Statement
Statement summary
NAYIB ARMANDO BUKELE, President of El Salvador, called for the need to “renew and reinvent ourselves”, not only the United Nations, but also all countries. El Salvador, like other developing countries, has always dreamed of being great. For some countries, it was always something unthinkable. No one listening would have thought of El Salvador as a global benchmark or positive example, but despite all the stumbling blocks, the country decided to take the risk and did not accept the fate that others decided for it. Four years since his Government took office, he declared, nobody would dare to deny that the continent’s smallest country would make such strides forward in achieving greatness — for the first time in its 202-year history.
In such a short time, he proclaimed, El Salvador went from being the world’s murder capital and most dangerous country to becoming the safest country in Latin America. “This isn’t a promise anymore, it’s the reality that Salvadoran people are living through, and anyone from abroad is welcome to see it for themselves.” Other countries, including in Latin America and the United States, are watching and wondering why they cannot do the same thing, he added. The answer is clear and simple: Countries must make their own decisions, reaffirm their rights to use common sense, try their own methods, implement their own plans and design their own systems. “No country has the right to impose its ideas, its way of doing things — even less when these things don’t work in our countries.” El Salvador reaffirmed its legitimate right to govern itself.
There is not one single recipe or formula that works for everyone, but there is one ingredient that every recipe should include: courage. That is, the right attitude, guts, and determination to do what needs to be done even when others criticize or question it. For decades, he recounted, “we tried everything that we were told was the right thing for us and it got us fighting a civil war for things far removed from us.” The conflict between the West and then Soviet Union was being waged in El Salvador. With more than 85,000 people dead and one destroyed country later, he said, “they told us that it was not the right recipe, but there was a new recipe available. They made us sign up for some fake peace agreements, but there was no peace in them, and they only enabled two different gangs to plunder the loot.” Under foreign Powers, the country went to the right and left, resulting in more deaths and poverty after the war than during it. Nobody did anything to change the system’s root causes, institutions, or laws.

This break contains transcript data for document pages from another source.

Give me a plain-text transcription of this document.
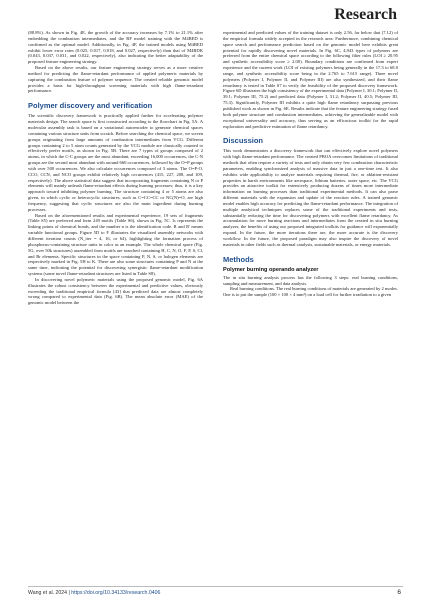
Research

(88.8%). As shown in Fig. 4E, the growth of the accuracy increases by 7.1% to 21.1% after embedding the combustion intermediates, and the RF model training with the M4BED is confirmed as the optimal model. Additionally, in Fig. 4F, the trained models using M4BED exhibit lower error rates (0.025, 0.017, 0.018, and 0.027, respectively) than that of M4RDK (0.043, 0.037, 0.031, and 0.022, respectively), also indicating the better adaptability of the proposed feature engineering strategy.

Based on the above results, our feature engineering strategy serves as a more creative method for predicting the flame-retardant performance of applied polymeric materials by capturing the combustion feature of polymer sequence. The created reliable genomic model provides a basis for high-throughput screening materials with high flame-retardant performance.

Polymer discovery and verification

The scientific discovery framework is practically applied further for accelerating polymer materials design. The search space is first constructed according to the flowchart in Fig. 5A. A molecular assembly task is based on a variational autoencoder to generate chemical spaces containing various structure units from scratch. Before searching the chemical space, we screen groups originating from large amounts of combustion intermediates from VCG. Different groups containing 2 to 5 atom counts generated by the VCG module are classically counted to effectively prefer motifs, as shown in Fig. 5B. There are 7 types of groups composed of 2 atoms, in which the C-C groups are the most abundant, exceeding 16,000 occurrences, the C-N groups are the second most abundant with around 660 occurrences, followed by the O=P groups with over 500 occurrences. We also calculate occurrences composed of 3 atoms. The O=P-O, CCO, CCN, and NCO groups exhibit relatively high occurrences (415, 227, 208, and 109, respectively). The above statistical data suggest that incorporating fragments containing N or P elements will mainly unleash flame-retardant effects during burning processes; thus, it is a key approach toward inhibiting polymer burning. The structure containing 4 or 5 atoms are also given, in which cyclic or heterocyclic structures, such as C=CC=CC or NC(N)=O, are high frequency, suggesting that cyclic structures are also the main ingredient during burning processes.

Based on the aforementioned results and experimental experience, 19 sets of fragments (Table S5) are preferred and form 249 motifs (Table S6), shown in Fig. 5C. Iₙ represents the linking points of chemical bonds, and the number n is the identification code. R and R' means variable functional groups. Figure 5D to F illustrates the visualized assembly networks with different iteration counts (N_iter = 4, 16, or 64), highlighting the formation process of phosphorus-containing structure units in color as an example. The whole chemical space (Fig. 5G, over 50k structures) assembled from motifs are searched containing H, C, N, O, F, P, S, Cl, and Br elements. Specific structures in the space containing P, N, S, or halogen elements are respectively marked in Fig. 5H to K. There are also some structures containing P and N at the same time, indicating the potential for discovering synergistic flame-retardant modification systems (some novel flame-retardant structures are listed in Table S8).

In discovering novel polymeric materials using the proposed genomic model, Fig. 6A illustrates the robust consistency between the experimental and predictive values, obviously exceeding the traditional empirical formula [43] that predicted data are almost completely wrong compared to experimental data (Fig. 6B). The mean absolute error (MAE) of the genomic model between the

experimental and predicted values of the training dataset is only 2.56, far below that (7.12) of the empirical formula widely accepted in the research area. Furthermore, combining chemical space search and performance prediction based on the genomic model here exhibits great potential for rapidly discovering novel materials. In Fig. 6C, 4,943 types of polymers are preferred from the entire chemical space according to the following filter rules (LOI ≥ 20.95 and synthetic accessibility score ≥ 2.00). Boundary conditions are confirmed from expert experience and the current work (LOI of existing polymers being generally in the 17.3 to 68.0 range, and synthetic accessibility score being in the 2.765 to 7.615 range). Three novel polymers (Polymer I, Polymer II, and Polymer III) are also synthesized, and their flame retardancy is tested in Table S7 to verify the feasibility of the proposed discovery framework. Figure 6D illustrates the high consistency of the experimental data (Polymer I, 30.1; Polymer II, 39.1; Polymer III, 75.2) and predicted data (Polymer I, 31.2; Polymer II, 40.5; Polymer III, 75.3). Significantly, Polymer III exhibits a quite high flame retardancy surpassing previous published work as shown in Fig. 6E. Results indicate that the feature engineering strategy fused both polymer structure and combustion intermediates, achieving the generalizable model with exceptional universality and accuracy, thus serving as an efficacious toolkit for the rapid exploration and predictive estimation of flame retardancy.

Discussion

This work demonstrates a discovery framework that can effectively explore novel polymers with high flame-retardant performance. The created PBOA overcomes limitations of traditional methods that often require a variety of tests and only obtain very few combustion characteristic parameters, enabling synchronized analysis of massive data in just a one-time test. It also exhibits wide applicability to analyze materials requiring thermal, fire, or ablation-resistant properties in harsh environments like aerospace, lithium batteries, outer space, etc. The VCG provides an attractive toolkit for extensively producing dozens of times more intermediate information on burning processes than traditional experimental methods. It can also parse different materials with the expansion and update of the reaction rules. A trained genomic model enables high accuracy for predicting the flame-retardant performance. The integration of multiple analytical techniques replaces some of the traditional experiments and tests, substantially reducing the time for discovering polymers with excellent flame retardancy. As accumulation for more burning reactions and intermediates from the created in situ burning analyzer, the benefits of using our proposed integrated toolkits for guidance will exponentially expand. In the future, the more iterations there are, the more accurate is the discovery workflow. In the future, the proposed paradigm may also inspire the discovery of novel materials in other fields such as thermal catalysis, sustainable materials, or energy materials.

Methods
Polymer burning operando analyzer

The in situ burning analysis process has the following 3 steps: real burning conditions, sampling and measurement, and data analysis.

Real burning conditions. The real burning conditions of materials are generated by 2 modes. One is to put the sample (100 × 100 × 4 mm³) on a load cell for further irradiation to a given

Wang et al. 2024 | https://doi.org/10.34133/research.0406	6
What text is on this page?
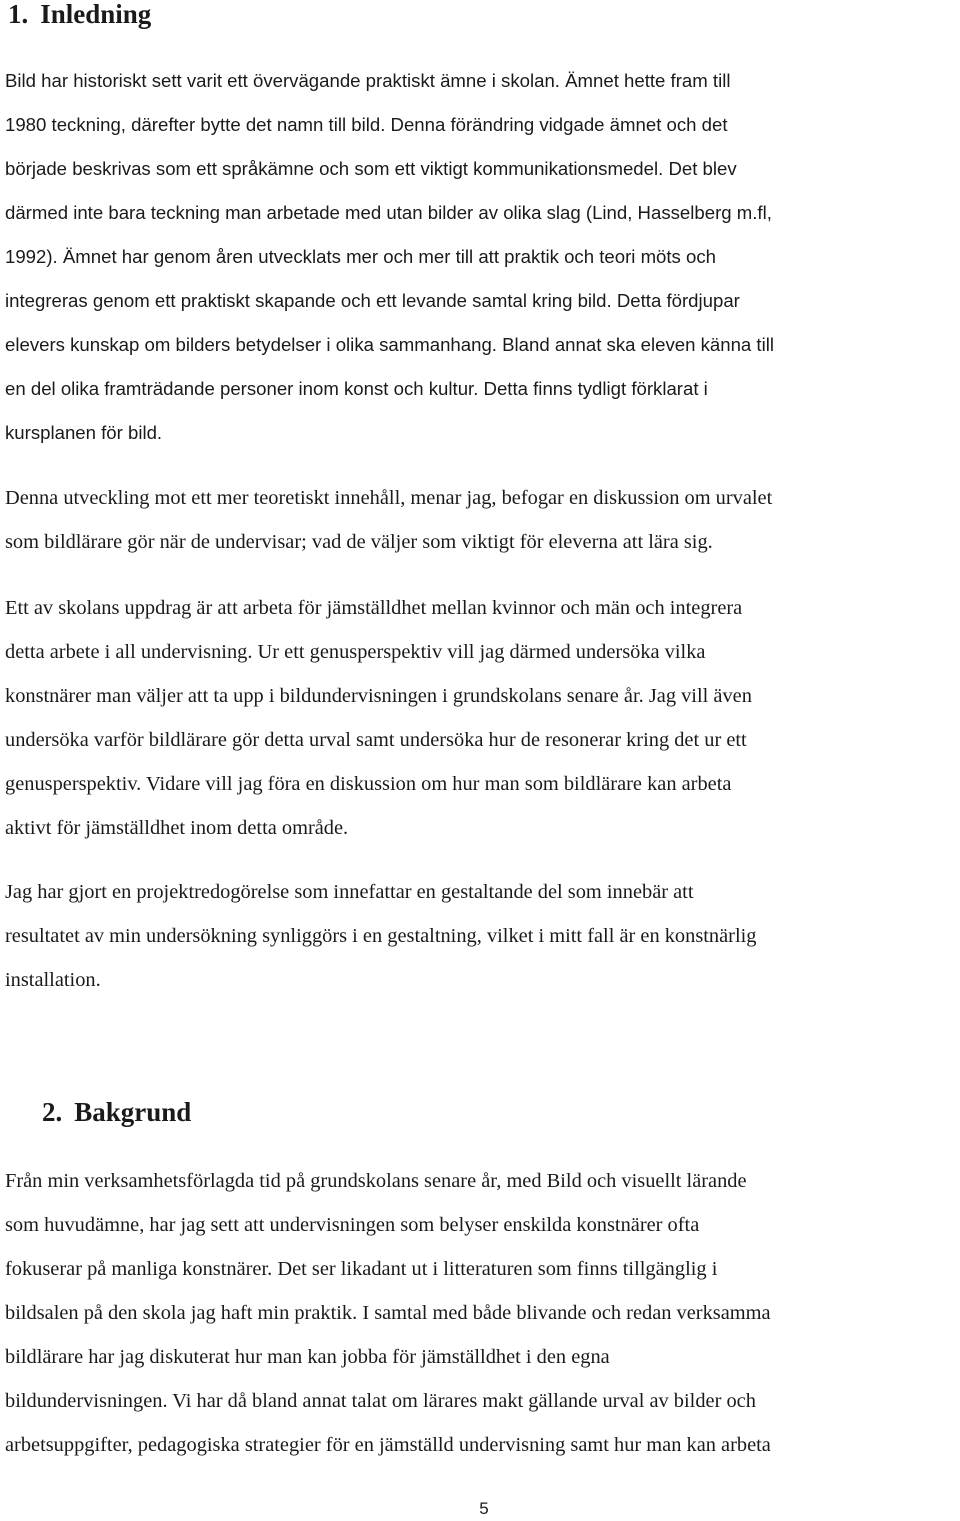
1. Inledning
Bild har historiskt sett varit ett övervägande praktiskt ämne i skolan. Ämnet hette fram till
1980 teckning, därefter bytte det namn till bild. Denna förändring vidgade ämnet och det
började beskrivas som ett språkämne och som ett viktigt kommunikationsmedel. Det blev
därmed inte bara teckning man arbetade med utan bilder av olika slag (Lind, Hasselberg m.fl,
1992). Ämnet har genom åren utvecklats mer och mer till att praktik och teori möts och
integreras genom ett praktiskt skapande och ett levande samtal kring bild. Detta fördjupar
elevers kunskap om bilders betydelser i olika sammanhang. Bland annat ska eleven känna till
en del olika framträdande personer inom konst och kultur. Detta finns tydligt förklarat i
kursplanen för bild.
Denna utveckling mot ett mer teoretiskt innehåll, menar jag, befogar en diskussion om urvalet
som bildlärare gör när de undervisar; vad de väljer som viktigt för eleverna att lära sig.
Ett av skolans uppdrag är att arbeta för jämställdhet mellan kvinnor och män och integrera
detta arbete i all undervisning. Ur ett genusperspektiv vill jag därmed undersöka vilka
konstnärer man väljer att ta upp i bildundervisningen i grundskolans senare år. Jag vill även
undersöka varför bildlärare gör detta urval samt undersöka hur de resonerar kring det ur ett
genusperspektiv. Vidare vill jag föra en diskussion om hur man som bildlärare kan arbeta
aktivt för jämställdhet inom detta område.
Jag har gjort en projektredogörelse som innefattar en gestaltande del som innebär att
resultatet av min undersökning synliggörs i en gestaltning, vilket i mitt fall är en konstnärlig
installation.
2. Bakgrund
Från min verksamhetsförlagda tid på grundskolans senare år, med Bild och visuellt lärande
som huvudämne, har jag sett att undervisningen som belyser enskilda konstnärer ofta
fokuserar på manliga konstnärer. Det ser likadant ut i litteraturen som finns tillgänglig i
bildsalen på den skola jag haft min praktik. I samtal med både blivande och redan verksamma
bildlärare har jag diskuterat hur man kan jobba för jämställdhet i den egna
bildundervisningen. Vi har då bland annat talat om lärares makt gällande urval av bilder och
arbetsuppgifter, pedagogiska strategier för en jämställd undervisning samt hur man kan arbeta
5
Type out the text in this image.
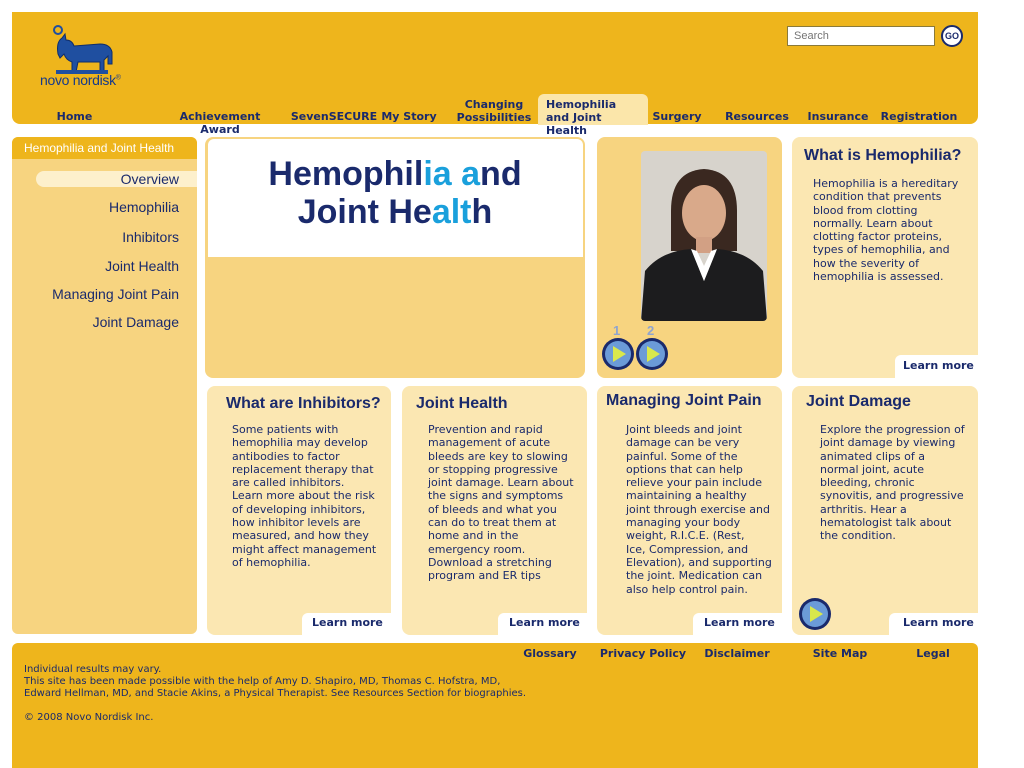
novo nordisk®
Search
GO
Home	Achievement Award
SevenSECURE My Story
Changing
Possibilities
Hemophilia
and Joint Health
Surgery Resources Insurance Registration
Hemophilia and Joint Health
Overview
Hemophilia
Inhibitors
Joint Health
Managing Joint Pain
Joint Damage
Hemophilia and
Joint Health
1 2
What is Hemophilia?
Hemophilia is a hereditary
condition that prevents
blood from clotting
normally. Learn about
clotting factor proteins,
types of hemophilia, and
how the severity of
hemophilia is assessed.
Learn more
What are Inhibitors?
Some patients with
hemophilia may develop
antibodies to factor
replacement therapy that
are called inhibitors.
Learn more about the risk
of developing inhibitors,
how inhibitor levels are
measured, and how they
might affect management
of hemophilia.
Learn more
Joint Health
Prevention and rapid
management of acute
bleeds are key to slowing
or stopping progressive
joint damage. Learn about
the signs and symptoms
of bleeds and what you
can do to treat them at
home and in the
emergency room.
Download a stretching
program and ER tips
Learn more
Managing Joint Pain
Joint bleeds and joint
damage can be very
painful. Some of the
options that can help
relieve your pain include
maintaining a healthy
joint through exercise and
managing your body
weight, R.I.C.E. (Rest,
Ice, Compression, and
Elevation), and supporting
the joint. Medication can
also help control pain.
Learn more
Joint Damage
Explore the progression of
joint damage by viewing
animated clips of a
normal joint, acute
bleeding, chronic
synovitis, and progressive
arthritis. Hear a
hematologist talk about
the condition.
Learn more
Glossary Privacy Policy Disclaimer	Site Map	Legal
Individual results may vary.
This site has been made possible with the help of Amy D. Shapiro, MD, Thomas C. Hofstra, MD,
Edward Hellman, MD, and Stacie Akins, a Physical Therapist. See Resources Section for biographies.
© 2008 Novo Nordisk Inc.
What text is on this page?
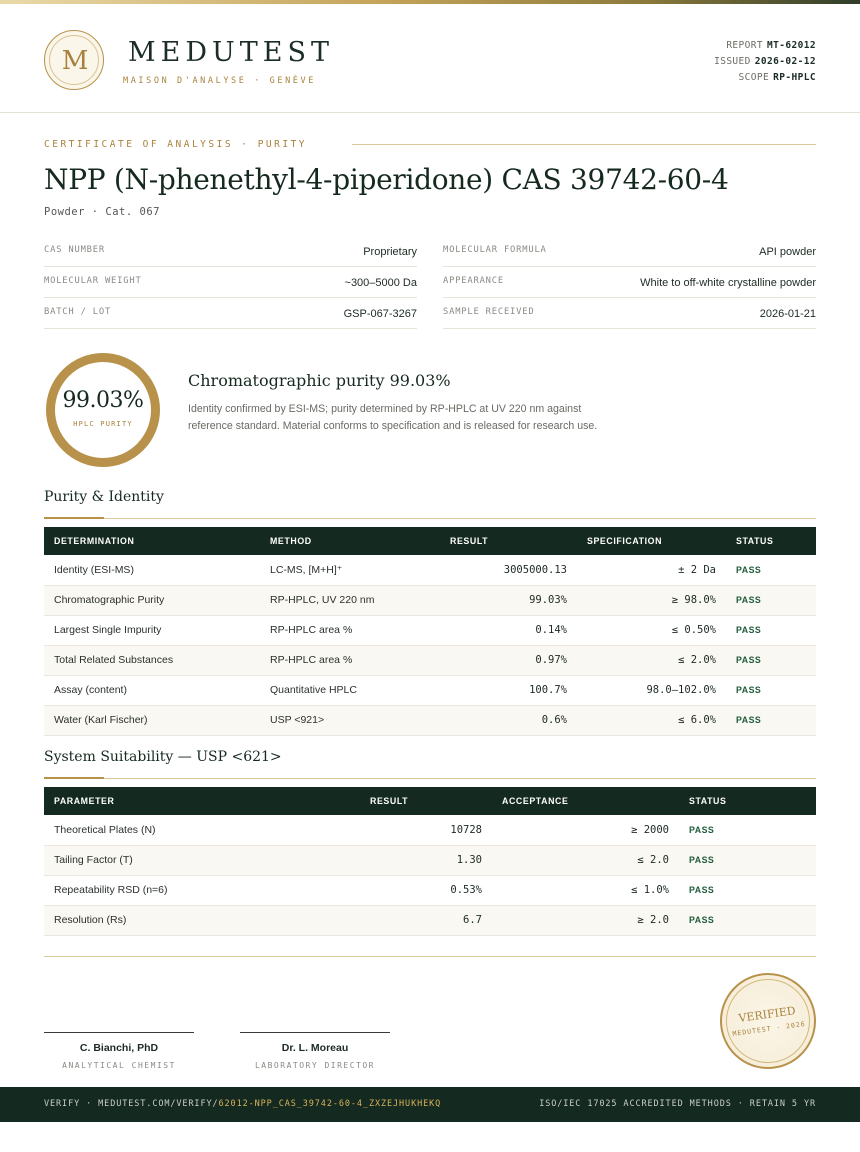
M	MEDUTEST
MAISON D'ANALYSE · GENÈVE
REPORT MT-62012
ISSUED 2026-02-12
SCOPE RP-HPLC
CERTIFICATE OF ANALYSIS · PURITY
NPP (N-phenethyl-4-piperidone) CAS 39742-60-4
Powder · Cat. 067
CAS NUMBER	Proprietary	MOLECULAR FORMULA	API powder
MOLECULAR WEIGHT	~300–5000 Da	APPEARANCE	White to off-white crystalline powder
BATCH / LOT	GSP-067-3267	SAMPLE RECEIVED	2026-01-21
99.03%
HPLC PURITY
Chromatographic purity 99.03%
Identity confirmed by ESI-MS; purity determined by RP-HPLC at UV 220 nm against reference standard. Material conforms to specification and is released for research use.
Purity & Identity
DETERMINATION	METHOD	RESULT	SPECIFICATION	STATUS
Identity (ESI-MS)	LC-MS, [M+H]⁺	3005000.13	± 2 Da	PASS
Chromatographic Purity	RP-HPLC, UV 220 nm	99.03%	≥ 98.0%	PASS
Largest Single Impurity	RP-HPLC area %	0.14%	≤ 0.50%	PASS
Total Related Substances	RP-HPLC area %	0.97%	≤ 2.0%	PASS
Assay (content)	Quantitative HPLC	100.7%	98.0–102.0%	PASS
Water (Karl Fischer)	USP <921>	0.6%	≤ 6.0%	PASS
System Suitability — USP <621>
PARAMETER	RESULT	ACCEPTANCE	STATUS
Theoretical Plates (N)	10728	≥ 2000	PASS
Tailing Factor (T)	1.30	≤ 2.0	PASS
Repeatability RSD (n=6)	0.53%	≤ 1.0%	PASS
Resolution (Rs)	6.7	≥ 2.0	PASS
C. Bianchi, PhD
ANALYTICAL CHEMIST
Dr. L. Moreau
LABORATORY DIRECTOR
VERIFIED
MEDUTEST · 2026
VERIFY · MEDUTEST.COM/VERIFY/62012-NPP_CAS_39742-60-4_ZXZEJHUKHEKQ	ISO/IEC 17025 ACCREDITED METHODS · RETAIN 5 YR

Everything was done with the “support, consent, and imposition of those who proclaimed themselves to be the great defenders of human rights and democratic institutions”. Rather than giving us medicine to make us better, he emphasized, what they were giving us was poison. However, for the first time, El Salvador tried its own remedy. Ensuring “we had God and the people on board” and not obeying external powers, his government purged the judiciary and prison system and changed laws to prevent terrorists from escaping prison. International condemnation then started from countries, media outlets, and so-called experts that “never used their power or influence to call for security for our people being murdered.” El Salvador now competes with Canada to be the continent’s safest country, he declared, as the Latin American nation with the least homicides per capita. Now a “benchmark for security,” El Salvador is an example of what all countries can achieve when they start to claim their sovereignty, he said.